Agreement between Congress and the President on a real FY 2011 appropriation seems unlikely at this point. Republicans in the House of Representatives are insisting on rolling back appropriations to FY 2008 levels. This would be disastrous for most agencies. It would be catastrophic for Social Security. There would be mass layoffs of Social Security employees. The agency could not function. The Republican base and Fox News are insisting upon confrontation with Democrats over appropriations yet it seems clear that any government shutdown would be extremely unpopular with the public.

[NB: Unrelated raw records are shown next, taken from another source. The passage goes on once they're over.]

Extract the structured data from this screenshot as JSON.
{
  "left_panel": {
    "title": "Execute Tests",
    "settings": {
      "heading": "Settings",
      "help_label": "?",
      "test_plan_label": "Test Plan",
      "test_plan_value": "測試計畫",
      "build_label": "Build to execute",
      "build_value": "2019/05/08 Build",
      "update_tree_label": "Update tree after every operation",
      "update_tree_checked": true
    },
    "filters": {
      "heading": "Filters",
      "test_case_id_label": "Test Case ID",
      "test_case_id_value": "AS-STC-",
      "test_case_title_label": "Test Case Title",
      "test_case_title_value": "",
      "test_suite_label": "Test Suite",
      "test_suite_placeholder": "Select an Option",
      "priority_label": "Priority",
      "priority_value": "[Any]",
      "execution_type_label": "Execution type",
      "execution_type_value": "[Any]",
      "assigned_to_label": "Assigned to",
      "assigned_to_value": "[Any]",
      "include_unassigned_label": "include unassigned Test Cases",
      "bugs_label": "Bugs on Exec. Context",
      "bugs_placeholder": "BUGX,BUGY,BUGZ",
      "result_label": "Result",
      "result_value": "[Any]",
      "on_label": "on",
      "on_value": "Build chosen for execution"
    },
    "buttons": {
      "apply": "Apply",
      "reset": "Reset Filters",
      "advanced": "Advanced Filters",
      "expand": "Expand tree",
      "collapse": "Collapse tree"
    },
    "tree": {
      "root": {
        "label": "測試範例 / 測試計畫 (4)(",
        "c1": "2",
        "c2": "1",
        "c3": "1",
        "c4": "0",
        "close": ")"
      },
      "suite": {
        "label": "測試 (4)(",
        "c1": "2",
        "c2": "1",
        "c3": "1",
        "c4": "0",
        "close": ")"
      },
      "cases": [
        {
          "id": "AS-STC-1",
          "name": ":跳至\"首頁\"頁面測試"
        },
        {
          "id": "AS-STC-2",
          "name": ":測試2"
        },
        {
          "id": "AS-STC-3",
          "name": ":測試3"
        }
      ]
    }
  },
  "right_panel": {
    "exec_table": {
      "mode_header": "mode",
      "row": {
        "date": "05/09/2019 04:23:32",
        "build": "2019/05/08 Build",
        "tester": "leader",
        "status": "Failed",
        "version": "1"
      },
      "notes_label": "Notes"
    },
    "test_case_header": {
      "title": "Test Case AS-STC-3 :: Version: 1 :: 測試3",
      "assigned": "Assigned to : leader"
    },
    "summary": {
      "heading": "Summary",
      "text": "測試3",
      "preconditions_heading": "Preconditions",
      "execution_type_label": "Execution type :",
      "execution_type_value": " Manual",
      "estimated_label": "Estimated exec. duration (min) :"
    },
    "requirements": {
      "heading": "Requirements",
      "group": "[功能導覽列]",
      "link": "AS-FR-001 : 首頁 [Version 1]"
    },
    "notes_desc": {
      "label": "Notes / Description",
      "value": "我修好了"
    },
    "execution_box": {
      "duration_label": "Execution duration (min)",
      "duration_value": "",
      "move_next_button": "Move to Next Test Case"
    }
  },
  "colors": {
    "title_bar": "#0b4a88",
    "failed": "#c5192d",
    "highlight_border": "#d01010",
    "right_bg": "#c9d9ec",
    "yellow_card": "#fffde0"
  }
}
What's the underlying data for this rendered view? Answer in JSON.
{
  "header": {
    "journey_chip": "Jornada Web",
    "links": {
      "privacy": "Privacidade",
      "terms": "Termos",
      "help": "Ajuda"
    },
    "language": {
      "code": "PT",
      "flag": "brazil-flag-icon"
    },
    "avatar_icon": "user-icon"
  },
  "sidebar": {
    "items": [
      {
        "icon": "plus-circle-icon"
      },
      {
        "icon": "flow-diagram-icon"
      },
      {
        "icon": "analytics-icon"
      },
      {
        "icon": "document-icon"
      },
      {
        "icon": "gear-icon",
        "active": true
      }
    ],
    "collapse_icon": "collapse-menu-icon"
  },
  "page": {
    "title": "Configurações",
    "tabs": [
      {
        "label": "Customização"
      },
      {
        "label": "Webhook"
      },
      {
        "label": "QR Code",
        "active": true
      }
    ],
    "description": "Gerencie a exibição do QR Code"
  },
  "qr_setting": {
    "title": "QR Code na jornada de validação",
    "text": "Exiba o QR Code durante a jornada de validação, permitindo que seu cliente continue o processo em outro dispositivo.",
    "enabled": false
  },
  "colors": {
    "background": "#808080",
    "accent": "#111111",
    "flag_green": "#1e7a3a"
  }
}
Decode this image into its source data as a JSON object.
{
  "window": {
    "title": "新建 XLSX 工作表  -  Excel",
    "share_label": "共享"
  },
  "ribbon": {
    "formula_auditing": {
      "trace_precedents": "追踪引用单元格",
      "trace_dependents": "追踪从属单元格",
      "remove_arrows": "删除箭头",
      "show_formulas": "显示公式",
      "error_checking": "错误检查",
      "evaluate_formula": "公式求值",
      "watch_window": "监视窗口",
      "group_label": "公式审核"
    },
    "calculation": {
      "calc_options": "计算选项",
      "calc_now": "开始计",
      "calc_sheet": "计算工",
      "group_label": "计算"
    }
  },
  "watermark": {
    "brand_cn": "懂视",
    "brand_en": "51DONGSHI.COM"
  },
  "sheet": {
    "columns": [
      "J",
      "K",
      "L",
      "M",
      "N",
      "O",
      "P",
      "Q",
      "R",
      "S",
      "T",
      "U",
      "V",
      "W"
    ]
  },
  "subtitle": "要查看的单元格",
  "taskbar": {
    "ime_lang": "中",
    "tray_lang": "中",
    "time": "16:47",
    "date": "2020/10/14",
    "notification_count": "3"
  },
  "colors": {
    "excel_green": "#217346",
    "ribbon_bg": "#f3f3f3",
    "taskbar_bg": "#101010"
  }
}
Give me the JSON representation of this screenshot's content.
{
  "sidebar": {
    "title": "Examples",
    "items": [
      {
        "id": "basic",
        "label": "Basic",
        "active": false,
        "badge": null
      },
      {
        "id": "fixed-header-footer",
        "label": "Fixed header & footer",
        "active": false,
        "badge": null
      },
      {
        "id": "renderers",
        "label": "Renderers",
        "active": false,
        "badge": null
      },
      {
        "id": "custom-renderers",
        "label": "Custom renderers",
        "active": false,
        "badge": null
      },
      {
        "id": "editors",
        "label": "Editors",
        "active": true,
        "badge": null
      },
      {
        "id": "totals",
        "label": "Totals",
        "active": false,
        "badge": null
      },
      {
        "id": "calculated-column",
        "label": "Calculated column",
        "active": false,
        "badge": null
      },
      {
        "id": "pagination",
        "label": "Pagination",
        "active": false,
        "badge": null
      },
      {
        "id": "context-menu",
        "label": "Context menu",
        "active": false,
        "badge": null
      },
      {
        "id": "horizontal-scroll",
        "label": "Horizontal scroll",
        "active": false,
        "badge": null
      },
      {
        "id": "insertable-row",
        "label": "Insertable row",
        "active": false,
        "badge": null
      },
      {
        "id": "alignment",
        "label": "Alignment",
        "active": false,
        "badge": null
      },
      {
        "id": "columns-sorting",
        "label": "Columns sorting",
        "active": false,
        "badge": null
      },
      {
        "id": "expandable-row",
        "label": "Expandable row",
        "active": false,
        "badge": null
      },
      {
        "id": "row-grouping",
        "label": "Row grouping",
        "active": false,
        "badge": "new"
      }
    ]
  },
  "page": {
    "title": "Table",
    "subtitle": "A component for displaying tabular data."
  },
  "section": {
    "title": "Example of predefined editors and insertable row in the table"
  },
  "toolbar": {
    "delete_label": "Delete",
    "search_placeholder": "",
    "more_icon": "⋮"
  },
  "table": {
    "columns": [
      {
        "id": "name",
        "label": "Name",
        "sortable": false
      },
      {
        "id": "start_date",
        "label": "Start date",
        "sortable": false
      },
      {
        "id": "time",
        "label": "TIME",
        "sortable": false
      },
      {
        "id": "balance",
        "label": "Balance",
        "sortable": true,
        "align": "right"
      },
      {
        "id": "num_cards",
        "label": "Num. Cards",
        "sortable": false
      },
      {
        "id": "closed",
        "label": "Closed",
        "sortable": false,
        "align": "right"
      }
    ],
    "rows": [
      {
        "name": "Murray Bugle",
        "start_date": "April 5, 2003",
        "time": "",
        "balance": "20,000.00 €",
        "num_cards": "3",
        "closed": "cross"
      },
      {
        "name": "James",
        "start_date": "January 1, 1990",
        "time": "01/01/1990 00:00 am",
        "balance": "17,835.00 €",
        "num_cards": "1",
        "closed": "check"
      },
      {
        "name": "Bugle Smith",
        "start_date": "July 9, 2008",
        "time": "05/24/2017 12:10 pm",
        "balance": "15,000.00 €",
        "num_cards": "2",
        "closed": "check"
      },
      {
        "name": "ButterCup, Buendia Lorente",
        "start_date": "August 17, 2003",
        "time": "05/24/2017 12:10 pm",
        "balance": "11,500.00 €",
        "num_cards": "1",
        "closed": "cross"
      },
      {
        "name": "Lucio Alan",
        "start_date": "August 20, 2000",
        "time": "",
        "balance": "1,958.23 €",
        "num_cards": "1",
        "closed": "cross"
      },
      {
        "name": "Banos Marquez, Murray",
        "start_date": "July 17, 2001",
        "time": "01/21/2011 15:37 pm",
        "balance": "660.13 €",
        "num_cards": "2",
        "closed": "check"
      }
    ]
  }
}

I can only speculate that we will continue to see CRs for the rest of FY 2011 but a government shutdown is not out of the question. Agreement between Republicans and Democrats is possible but hard for me to envision.

At the moment, this situation has caused Social Security to discontinue virtually all hiring. I think the agency has discontinued most if not all overtime. This will hurt more and more as time goes on.

Congress has set a ceiling on the gross amount of federal debt. Because the federal government is running a large deficit, it needs to keep borrowing money. We will reach the debt ceiling sometime around the end of March or early April. If the debt ceiling is not raised, much of the federal government must shut down. It is not at all clear how this would affect Social Security. We have never gone there before. Undoubtedly, there are contingency plans but it would be best if these plans just gather dust.

Raising the debt ceiling requires a majority vote in the Republican controlled House of Representatives. Many Republicans have pledged to vote against an increase in the debt ceiling unless they obtain something dramatic such as huge reductions in appropriations and Social Security benefits. Some have pledged to vote against an increase in the debt ceiling no matter what is offered. Again, the Republican base and Fox News are demanding confrontation but a failure to raise the debt ceiling could have terrible long term consequences since it would shut down much of the federal government and bring into question the nation's creditworthiness.

At best, I think we are going to the brink on the debt ceiling. The chances of going over the precipice are very real.


Anonymous said...

The Appeals Council is still working overtime hours.

Anonymous said...

TSC's are still working OT on days that are level 1 thru 3.

Anonymous said...

There is still limited OT available sporadically in some ODAR offices.

Anonymous said...

Field offices have OT.

Anonymous said...

If all OT and awards were cut SSA could probably have no trouble running on a CR for as long as needed.

Anonymous said...

The reason US Bonds are so in demand all over the world is that our government has a long history (since 1789) of always paying it's debts. The risk, beyond that to any Federal agency or even government operations on the whole, is that a refusal by Congress to raise the debt limit will send a signal to bondholders that US debt is no long as safe and secure as it has been. Interest rates will rise significantly and our nasceant recovery will collapse. There will be a compromise on this issue. Some cuts will be made, but the debt ceiling will be raised in the end.

Anonymous said...

And, social security funds invested with the Treasury are another form of US debt which, if not redeemed as promised, will similarly signal that the US is not creditworthy.